David Willetts, Minister in charge of Britain’s universities, commented on the AHRC affair in a written answer to the House of Commons.
The Labour MP Tristram Hunt had also tabled a question, but this was not called. Willetts instead answered a friendly lob from his own side, a gentle question posed by Julian Huppert, a Liberal Democrat member of the coalition who has been tweeting recently to publicise the AHRC’s defence.
Huppert’s question was an invitation for Willetts to ignore the substantial issue, and Willetts duly accepted. He reiterated the AHRC’s response that it had not been pressured by the government to include the “Big Society agenda” as a research priority. Apart from the Observer, however, no-one has ever said it had been. He did not deal with the question of whether it was appropriate for a research council to align itself so closely to party doctrine; nor did he mention the very real pressure that was put on the British Academy to abandon its highly effective small research grants.
Separately, the AHRC itself has decided to go for the same tactic.
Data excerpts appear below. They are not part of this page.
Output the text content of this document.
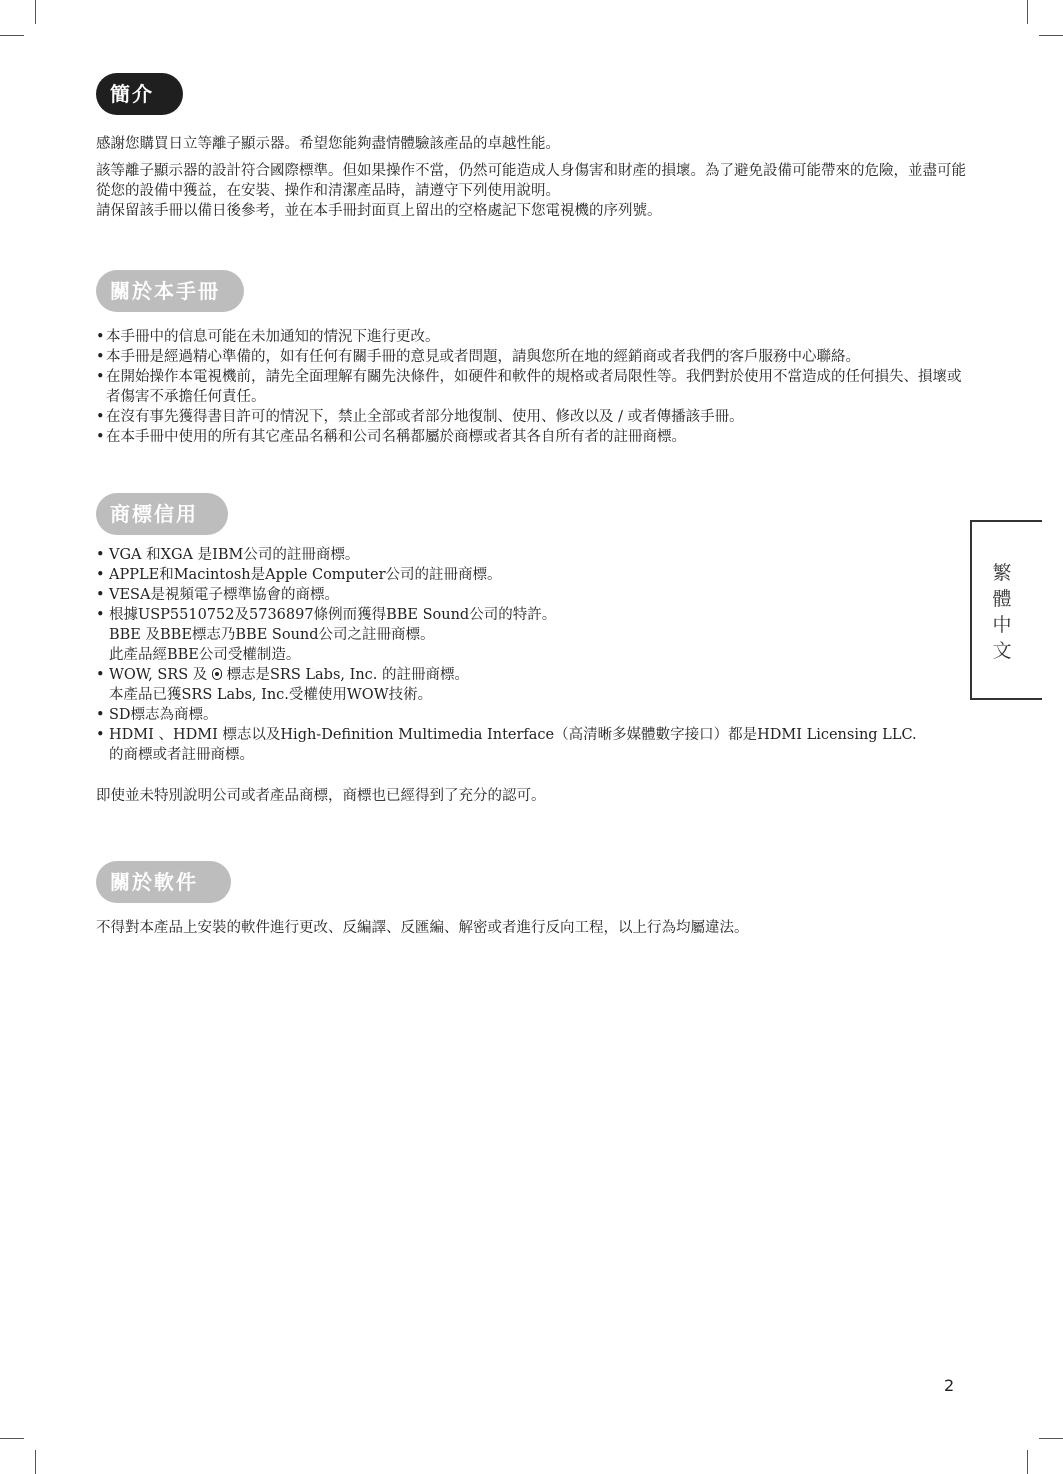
簡介

感謝您購買日立等離子顯示器。希望您能夠盡情體驗該產品的卓越性能。

該等離子顯示器的設計符合國際標準。但如果操作不當，仍然可能造成人身傷害和財產的損壞。為了避免設備可能帶來的危險，並盡可能從您的設備中獲益，在安裝、操作和清潔產品時，請遵守下列使用說明。

請保留該手冊以備日後參考，並在本手冊封面頁上留出的空格處記下您電視機的序列號。

關於本手冊
• 本手冊中的信息可能在未加通知的情況下進行更改。
• 本手冊是經過精心準備的，如有任何有關手冊的意見或者問題，請與您所在地的經銷商或者我們的客戶服務中心聯絡。
• 在開始操作本電視機前，請先全面理解有關先決條件，如硬件和軟件的規格或者局限性等。我們對於使用不當造成的任何損失、損壞或者傷害不承擔任何責任。
• 在沒有事先獲得書目許可的情況下，禁止全部或者部分地復制、使用、修改以及 / 或者傳播該手冊。
• 在本手冊中使用的所有其它產品名稱和公司名稱都屬於商標或者其各自所有者的註冊商標。
商標信用
• VGA 和XGA 是IBM公司的註冊商標。
• APPLE和Macintosh是Apple Computer公司的註冊商標。
• VESA是視頻電子標準協會的商標。
• 根據USP5510752及5736897條例而獲得BBE Sound公司的特許。
BBE 及BBE標志乃BBE Sound公司之註冊商標。
此產品經BBE公司受權制造。
• WOW, SRS 及 標志是SRS Labs, Inc. 的註冊商標。
本產品已獲SRS Labs, Inc.受權使用WOW技術。
• SD標志為商標。
• HDMI 、HDMI 標志以及High-Definition Multimedia Interface（高清晰多媒體數字接口）都是HDMI Licensing LLC.
的商標或者註冊商標。
即使並未特別說明公司或者產品商標，商標也已經得到了充分的認可。
關於軟件
不得對本產品上安裝的軟件進行更改、反編譯、反匯編、解密或者進行反向工程，以上行為均屬違法。
繁
體
中
文
2
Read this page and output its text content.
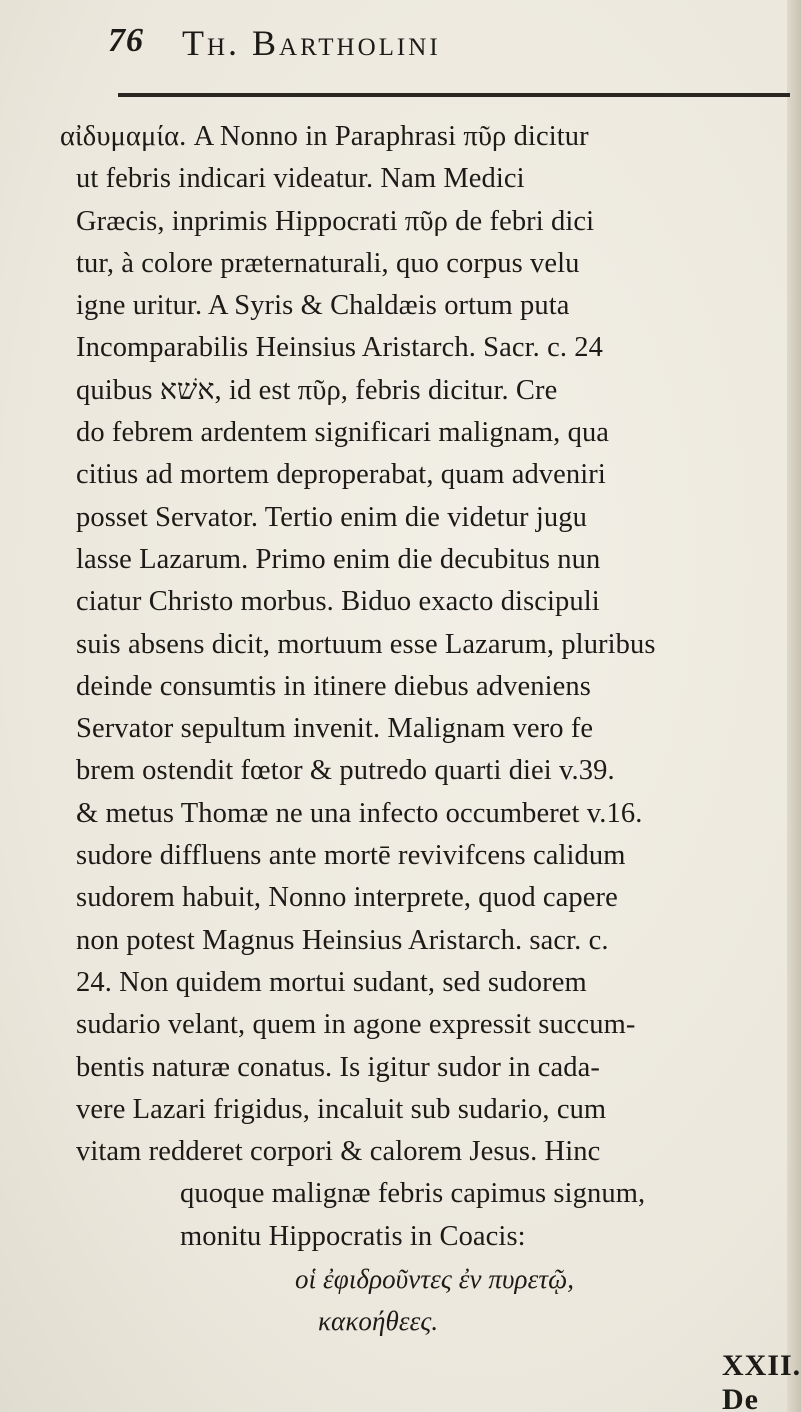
76 Th. Bartholini
αἰδυμαμία. A Nonno in Paraphrasi πῦρ dicitur
ut febris indicari videatur. Nam Medici
Græcis, inprimis Hippocrati πῦρ de febri dici
tur, à colore præternaturali, quo corpus velu
igne uritur. A Syris & Chaldæis ortum puta
Incomparabilis Heinsius Aristarch. Sacr. c. 24
quibus אשׁא, id est πῦρ, febris dicitur. Cre
do febrem ardentem significari malignam, qua
citius ad mortem deproperabat, quam adveniri
posset Servator. Tertio enim die videtur jugu
lasse Lazarum. Primo enim die decubitus nun
ciatur Christo morbus. Biduo exacto discipuli
suis absens dicit, mortuum esse Lazarum, pluribus
deinde consumtis in itinere diebus adveniens
Servator sepultum invenit. Malignam vero fe
brem ostendit fœtor & putredo quarti diei v.39.
& metus Thomæ ne una infecto occumberet v.16.
sudore diffluens ante mortē revivifcens calidum
sudorem habuit, Nonno interprete, quod capere
non potest Magnus Heinsius Aristarch. sacr. c.
24. Non quidem mortui sudant, sed sudorem
sudario velant, quem in agone expressit succum-
bentis naturæ conatus. Is igitur sudor in cada-
vere Lazari frigidus, incaluit sub sudario, cum
vitam redderet corpori & calorem Jesus. Hinc
quoque malignæ febris capimus signum,
monitu Hippocratis in Coacis:
οἱ ἐφιδροῦντες ἐν πυρετῷ,
κακοήθεες.
XXII. De
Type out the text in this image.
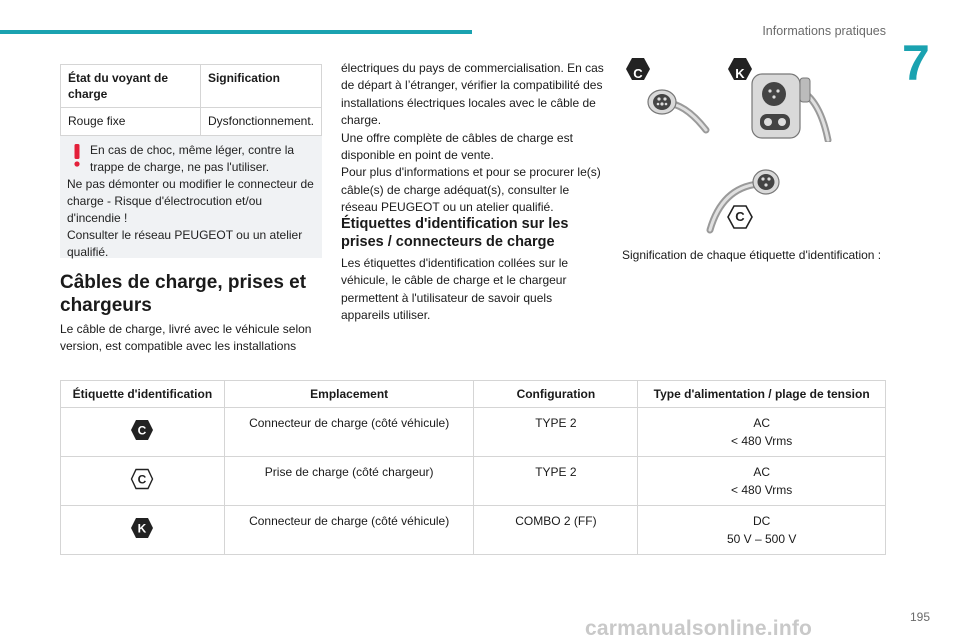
Informations pratiques
7
État du voyant de charge	Signification
Rouge fixe	Dysfonctionnement.
En cas de choc, même léger, contre la trappe de charge, ne pas l'utiliser.
Ne pas démonter ou modifier le connecteur de charge - Risque d'électrocution et/ou d'incendie !
Consulter le réseau PEUGEOT ou un atelier qualifié.
Câbles de charge, prises et chargeurs
Le câble de charge, livré avec le véhicule selon version, est compatible avec les installations
électriques du pays de commercialisation. En cas de départ à l’étranger, vérifier la compatibilité des installations électriques locales avec le câble de charge.
Une offre complète de câbles de charge est disponible en point de vente.
Pour plus d'informations et pour se procurer le(s) câble(s) de charge adéquat(s), consulter le réseau PEUGEOT ou un atelier qualifié.
Étiquettes d'identification sur les prises / connecteurs de charge
Les étiquettes d'identification collées sur le véhicule, le câble de charge et le chargeur permettent à l'utilisateur de savoir quels appareils utiliser.
C	K
C
Signification de chaque étiquette d'identification :
Étiquette d'identification	Emplacement	Configuration	Type d'alimentation / plage de tension

C	Connecteur de charge (côté véhicule)	TYPE 2	AC
< 480 Vrms

C	Prise de charge (côté chargeur)	TYPE 2	AC
< 480 Vrms

K	Connecteur de charge (côté véhicule)	COMBO 2 (FF)	DC
50 V – 500 V
195
carmanualsonline.info
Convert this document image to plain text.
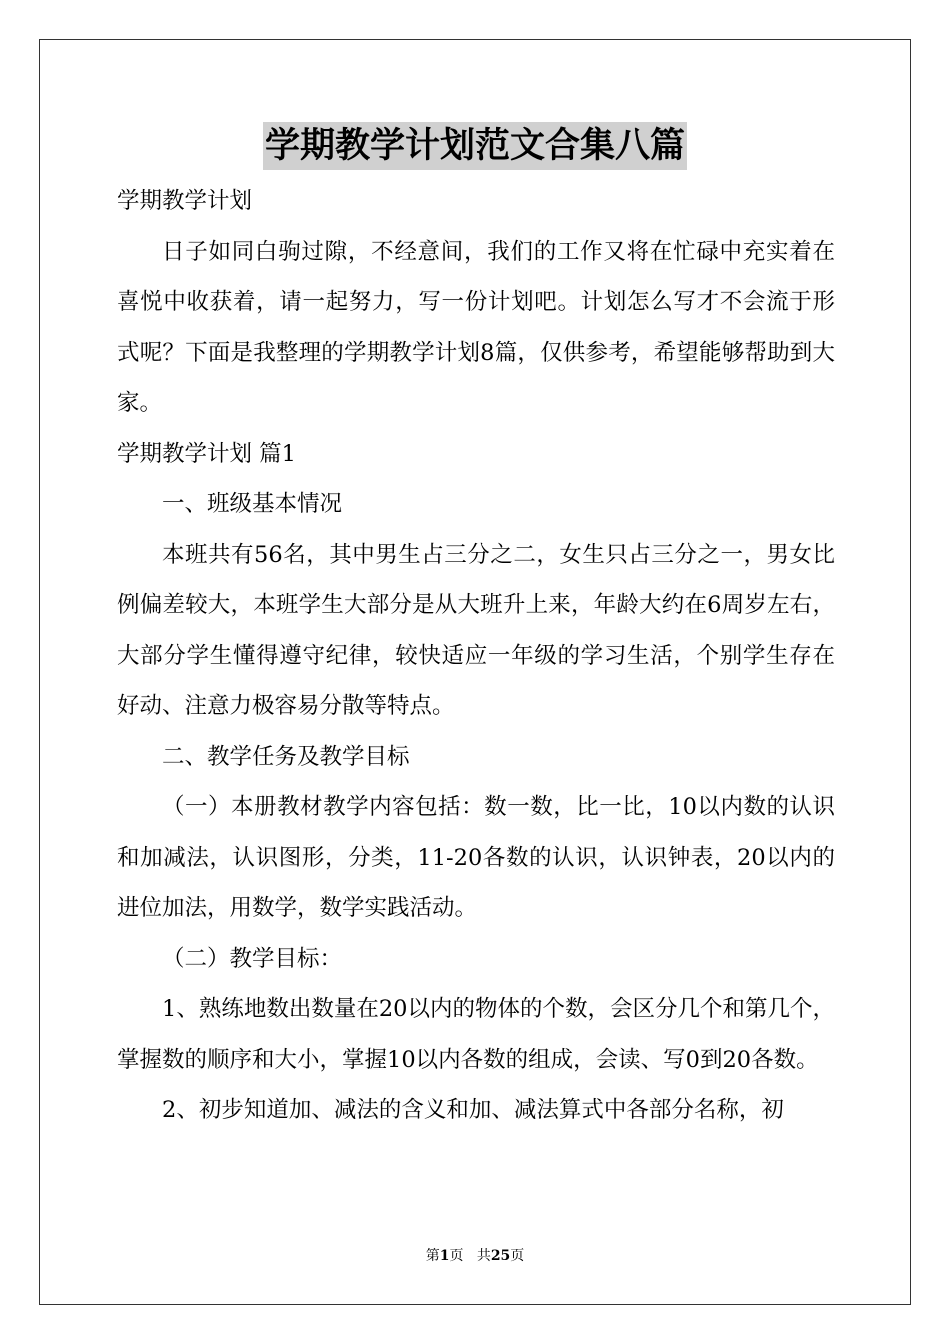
学期教学计划范文合集八篇

学期教学计划

日子如同白驹过隙，不经意间，我们的工作又将在忙碌中充实着在喜悦中收获着，请一起努力，写一份计划吧。计划怎么写才不会流于形式呢？下面是我整理的学期教学计划8篇，仅供参考，希望能够帮助到大家。

学期教学计划 篇1

一、班级基本情况

本班共有56名，其中男生占三分之二，女生只占三分之一，男女比例偏差较大，本班学生大部分是从大班升上来，年龄大约在6周岁左右，大部分学生懂得遵守纪律，较快适应一年级的学习生活，个别学生存在好动、注意力极容易分散等特点。

二、教学任务及教学目标

（一）本册教材教学内容包括：数一数，比一比，10以内数的认识和加减法，认识图形，分类，11-20各数的认识，认识钟表，20以内的进位加法，用数学，数学实践活动。

（二）教学目标：

1、熟练地数出数量在20以内的物体的个数，会区分几个和第几个，掌握数的顺序和大小，掌握10以内各数的组成，会读、写0到20各数。

2、初步知道加、减法的含义和加、减法算式中各部分名称，初

第1页 共25页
Research Fortnight quotes an email exchange with the AHRC head, Rick Rylance, saying it will not consider removing the "Big Society" from its delivery plan. Like Mr Willetts, he concentrated on the "confusion" caused by the Observer article which, he implied, was the only reason there had been protests.
He also said that the "Big Society was not a research priority."
It is hard to see how this statement can be made. The BIS booklet (Allocation of Science and Research funding) specifically states "AHRC will direct a significant part of its funding into six strategic areas:... communities and big society..."
It continues: "AHRC will systematically address issues relating to social cohesion, community engagement and cultural renewal contributing to the "Big Society" initiative."